I don't understand how to pass template parameter "values1" into q{} string to get this output:
static foreach(value; [Key.First, Key.Last])
    mixin("bool " ~ value ~ " = false;");
or
static foreach(value; qqq)
    mixin("bool " ~ value ~ " = false;");

A token string (q{}) is still a string literal[1] (but has autocomplete on individual tokens in many IDEs). It does not substitute the text for the values. As such, you'd need to format the string like usual. The following code worked:

enum Key : string
{
          First = "qwerty",
          Last = "zaqy"
}

void main()
{
    import std.format;
    enum decl(alias values1) = q{
        static foreach(value; %s)
            mixin("bool " ~ value ~ " = false;");
    }.format(values1.stringof);

    enum qqq = [Key.First, Key.Last];
    mixin(decl!qqq);

    import std.stdio;
    writeln(qwerty);
}

Here we use the format function from the standard library.
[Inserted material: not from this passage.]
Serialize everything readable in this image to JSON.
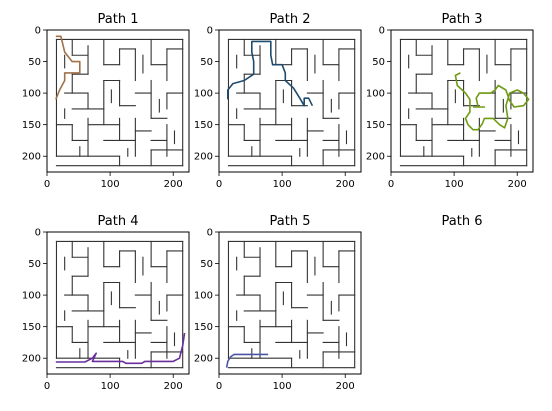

We have a format token (%s) in the original string, and replace it with `values1.stringof`. `.stringof` in this case means the original text used in the call site passed to argument values1 ("qqq"). (When we don't use `.stringof`, "First" and "Last" are not defined, as the compiler thinks qqq is an array of Keys instead of strings.) You could also use a string interpolation library (e.g. [2]) from Dub.